On June 11, 2020, Regeneron Pharmaceuticals, Inc. (NASDAQ: REGN) announced that the journal Science has accepted for publication two papers describing the creation of Regeneron’s novel two-antibody cocktail, REGN-COV2, and its potential to diminish risk of viral escape by effectively binding to the virus's critical spike protein in two separate, non-overlapping locations. The publications will be available online on Monday, June 15. On June 11, 2020, Regeneron also announced that REGN-COV2 has entered human clinical trials (https://investor.regeneron.com/news-releases/news-release-details/regene...). "Our work inventing novel antibodies has shown that individual antibodies, no matter how good, are likely not enough against the devastating virus that causes COVID-19 and the ways it seeks to 'escape' being neutralized," said George D. Yancopoulos, MD, PhD, Co-Founder, President, and Chief Scientific Officer at Regeneron. "The concept that drug cocktails can prevent viral escape has previously been demonstrated for traditional antiviral drugs used to treat HIV and other viruses.
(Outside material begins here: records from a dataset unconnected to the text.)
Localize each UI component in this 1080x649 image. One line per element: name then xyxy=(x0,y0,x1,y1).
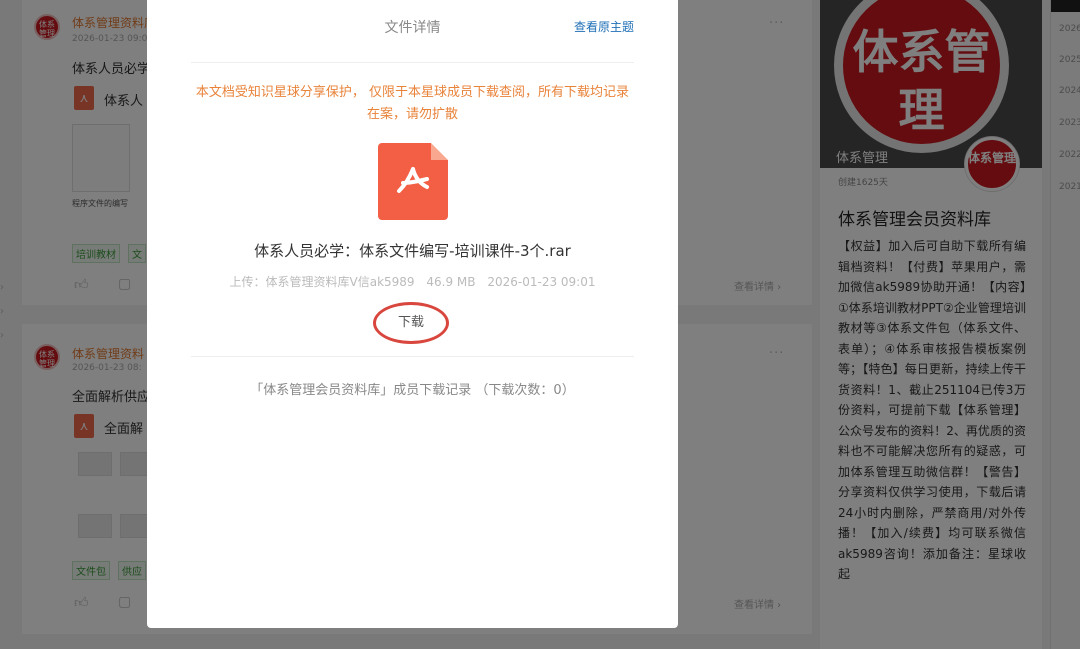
download-area: 下载 xyxy=(373,302,449,344)
uploader: 上传：体系管理资料库V信ak5989 xyxy=(229,275,415,289)
view-original-topic-link[interactable]: 查看原主题 xyxy=(574,18,634,35)
file-meta: 上传：体系管理资料库V信ak5989 46.9 MB 2026-01-23 09… xyxy=(147,273,678,290)
divider xyxy=(191,62,634,63)
download-records-link[interactable]: 「体系管理会员资料库」成员下载记录 （下载次数：0） xyxy=(147,379,678,398)
file-size: 46.9 MB xyxy=(426,275,476,289)
download-button[interactable]: 下载 xyxy=(373,302,449,344)
file-detail-modal: 文件详情 查看原主题 本文档受知识星球分享保护， 仅限于本星球成员下载查阅，所有… xyxy=(147,0,678,628)
upload-time: 2026-01-23 09:01 xyxy=(487,275,596,289)
divider xyxy=(191,356,634,357)
protection-notice: 本文档受知识星球分享保护， 仅限于本星球成员下载查阅，所有下载均记录在案，请勿扩… xyxy=(195,85,630,122)
file-name: 体系人员必学：体系文件编写-培训课件-3个.rar xyxy=(254,242,571,260)
pdf-file-icon xyxy=(378,143,448,220)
We now report the fundamental realization that this can also be true for antibody-based therapies, supporting our hope that our REGN-COV2 cocktail can be a potent weapon against COVID-19, while preventing the emergence of viral drug-resistance." The first Science article paper, entitled "High-Throughput Effort Using Both Humanized Mice and Convalescent Humans Yields SARS-CoV-2 Antibody Cocktail," describes Regeneron's parallel efforts using both humanized VelocImmune® mice and blood samples from recovered COVID-19 patients to generate a large and diverse collection of antibodies targeting multiple different regions of the critical receptor-binding domain (RBD) of the SARS-CoV-2 spike protein.

Regeneron Begins First Clinical Trials of Anti-Viral Antibody Cocktail REGN-COV2 for the Treatment and Prevention of COVID-19; Two-Antibody “Cocktail” Designed to Help Protect Against Viral Escape

On June 11, 2020, Regeneron Pharmaceuticals, Inc. (NASDAQ: REGN) announced initiation of the first clinical trial of REGN-COV2, its investigational dual antibody cocktail for the prevention and treatment of COVID-19. The REGN-COV2 clinical program will consist of four separate study populations: hospitalized COVID-19 patients, non-hospitalized symptomatic COVID-19 patients, uninfected people in groups that are at high-risk of exposure (such as healthcare workers or first responders), and uninfected people with close exposure to a COVID-19 patient (such as the patient's housemate). The placebo-controlled trials will be conducted at multiple sites. "We have created a unique anti-viral antibody cocktail with the potential both to prevent and treat infection, and also to preempt viral “escape,” a critical precaution in the midst of an ongoing global pandemic," said George D. Yancopoulos, MD, PhD,, Co-Founder, President and Chief Scientific Officer of Regeneron. "REGN-COV2 could have a major impact on public health by slowing spread of the virus and providing a needed treatment for those already sick – and could be available much sooner than a vaccine. The antibody cocktail approach may also have long-term utility for elderly and immuno-compromised patients, who often do not respond well to vaccines. Ultimately, the world needs multiple solutions for COVID-19, and the innovative biopharma industry is collectively working hard to help as many people as possible with a variety of complementary approaches." Regeneron scientists evaluated thousands of fully-human antibodies produced by the company's proprietary VelocImmune® mice, which have been genetically-modified to have a human immune system, as well as antibodies isolated from humans who have recovered from COVID-19.